—¿Estás segura?
—Sí, hazlo.
Le sonrío con una mirada de aprobación frente al espejo. Me devuelve un gesto de asentimiento. Allá vamos.
La tijera se cuela entre mis cabellos, tímida primero, intrépida después. Los mechones comienzan a caer al suelo en un baile suave que me reconforta. Algunos me rozan los brazos con su cosquilleo, como queriendo acariciarme en última instancia, retenerse en mí seductores. Los aparto con cuidado, los dejo ir. Me observo la cabeza en su proceso, a medias entre el pasado y el futuro, sintiéndome como una niña aimara en su fiesta de la Rutucha, donde se les corta el cabello por primera vez simbolizando así su presentación en sociedad.
El ritual del corte del cabello no es exclusivo de las culturas indígenas de muchas regiones del mundo que lo toman como un acontecimiento sagrado desde hace milenios. El símbolo ha llegado hasta nuestros días modernos y occidentales como la materialización de un cambio, la necesidad de romper con la dinámica establecida y de dar paso a nuevas oportunidades, a lo que esté por llegar. Quizá por eso hoy pido una revolución entre tijeretazo y tijeretazo mientras divago.
Con mi melena dejo ir también las malas vibras, los sinsabores, las lágrimas, las cadenas que me atan no sé muy bien a qué ni a quién. Ya no más. Desecho los momentos amargos que no merecen la pena, todo aquello que no construye ni aporta. Rompo con quien ya ha roto conmigo con su actitud, agotada de remendar los lazos de los desplantes, del egoísmo, de la indiferencia y el desinterés. Cansada de sacrificar mis sueños, mis planes, mis deseos, y de tener que guardarlos en un cajón hasta que alguien más se decida a abrirlo cuando le convenga. Muy harta de anteponer a quien no me antepone y de verme relegada a esos rincones oscuros y callados que no merezco. Sé que una visita a la peluquería no solucionará mágicamente mis problemas, ni mis miedos ni mis dudas, pero ¿no puede ser esta una manera de representar el desencadenante de lo que durante meses se ha ido gestando en mí en silencio? Como la última gota que, aunque sea ligera y para otros carezca de importancia, es capaz de colmar un vaso al límite del aguante y el desbordamiento.

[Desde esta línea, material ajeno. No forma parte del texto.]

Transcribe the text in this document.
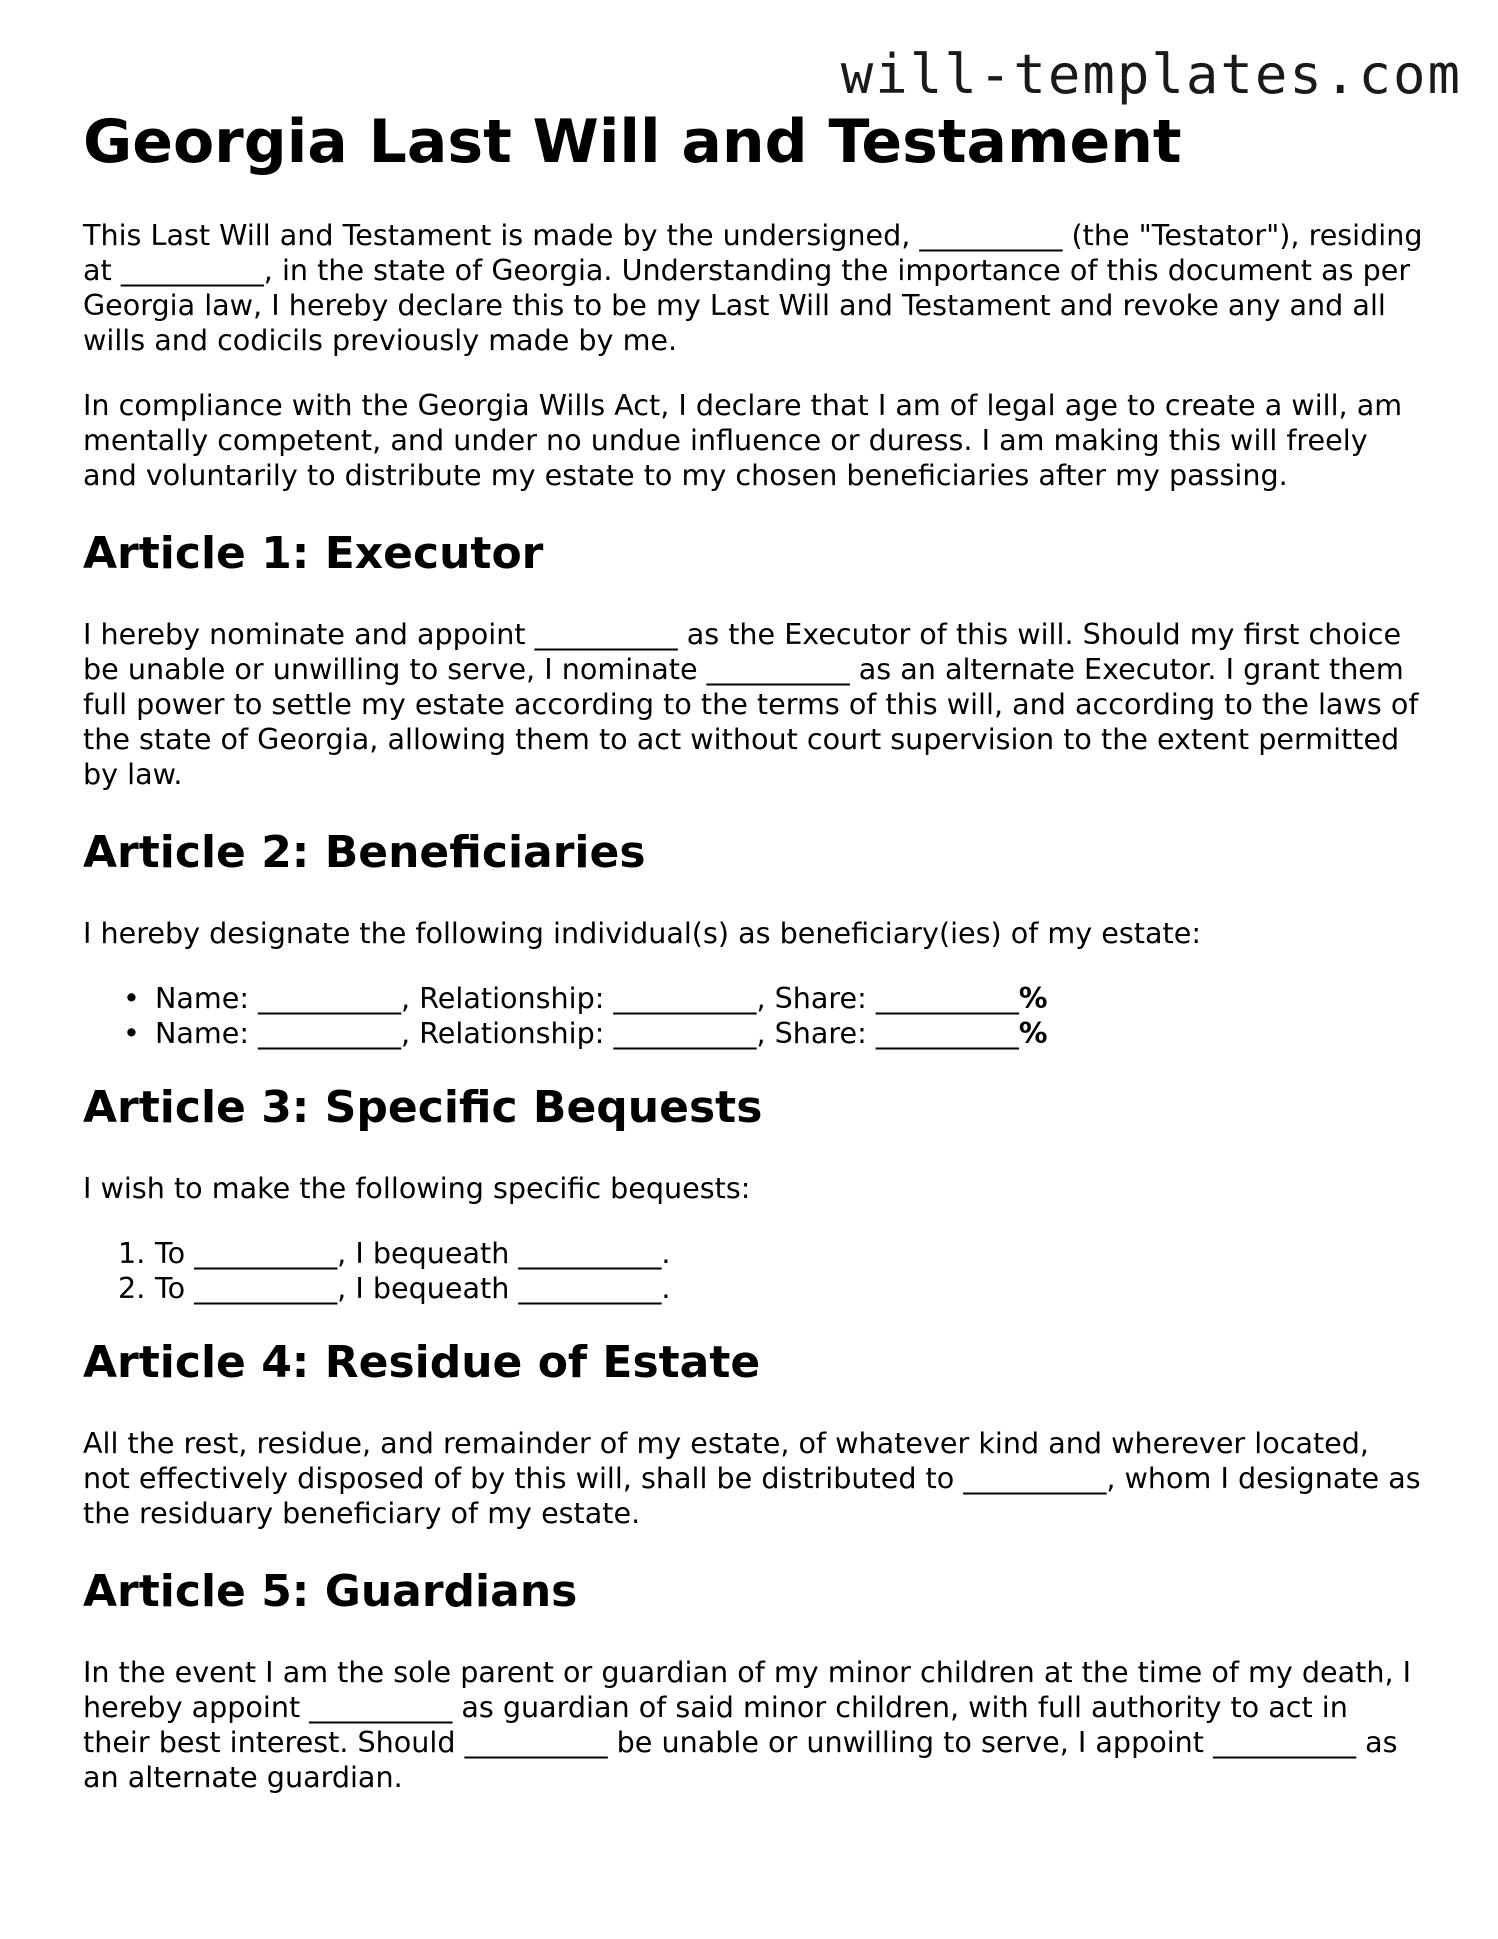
will-templates.com
Georgia Last Will and Testament

This Last Will and Testament is made by the undersigned, __________ (the "Testator"), residing at __________, in the state of Georgia. Understanding the importance of this document as per Georgia law, I hereby declare this to be my Last Will and Testament and revoke any and all wills and codicils previously made by me.

In compliance with the Georgia Wills Act, I declare that I am of legal age to create a will, am mentally competent, and under no undue influence or duress. I am making this will freely and voluntarily to distribute my estate to my chosen beneficiaries after my passing.

Article 1: Executor

I hereby nominate and appoint __________ as the Executor of this will. Should my first choice be unable or unwilling to serve, I nominate __________ as an alternate Executor. I grant them full power to settle my estate according to the terms of this will, and according to the laws of the state of Georgia, allowing them to act without court supervision to the extent permitted by law.

Article 2: Beneficiaries

I hereby designate the following individual(s) as beneficiary(ies) of my estate:

• Name: __________, Relationship: __________, Share: __________%
• Name: __________, Relationship: __________, Share: __________%
Article 3: Specific Bequests

I wish to make the following specific bequests:

1. To __________, I bequeath __________.
2. To __________, I bequeath __________.
Article 4: Residue of Estate

All the rest, residue, and remainder of my estate, of whatever kind and wherever located, not effectively disposed of by this will, shall be distributed to __________, whom I designate as the residuary beneficiary of my estate.

Article 5: Guardians

In the event I am the sole parent or guardian of my minor children at the time of my death, I hereby appoint __________ as guardian of said minor children, with full authority to act in their best interest. Should __________ be unable or unwilling to serve, I appoint __________ as an alternate guardian.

El pelo revuelto por el secador, mucho más corto ahora yendo de un lado para otro, me alivia. Me siento más guapa, segura y fortalecida, al contrario de lo que le ocurría a Sansón con sus siete trenzas. Salgo a la calle y me fundo con el sol, con los colores y el gentío. Todo me parece más brillante, más vivo. Incluso yo misma me percibo con una nueva luz. El aire fresco me sopla en la nuca, recordándome que la llevo al descubierto, desnuda. Me gusta la sensación de libertad que me recorre por la columna, bajando por todo mi cuerpo hasta mis pies, que caminan sin rumbo fijo pero decididos a cerrar un ciclo tristemente desgastado, mientras mi alma se abre valiente a todo lo nuevo que está por suceder.
Una mujer que se corta el cabello está a punto de cambiar su vida —Coco Chanel.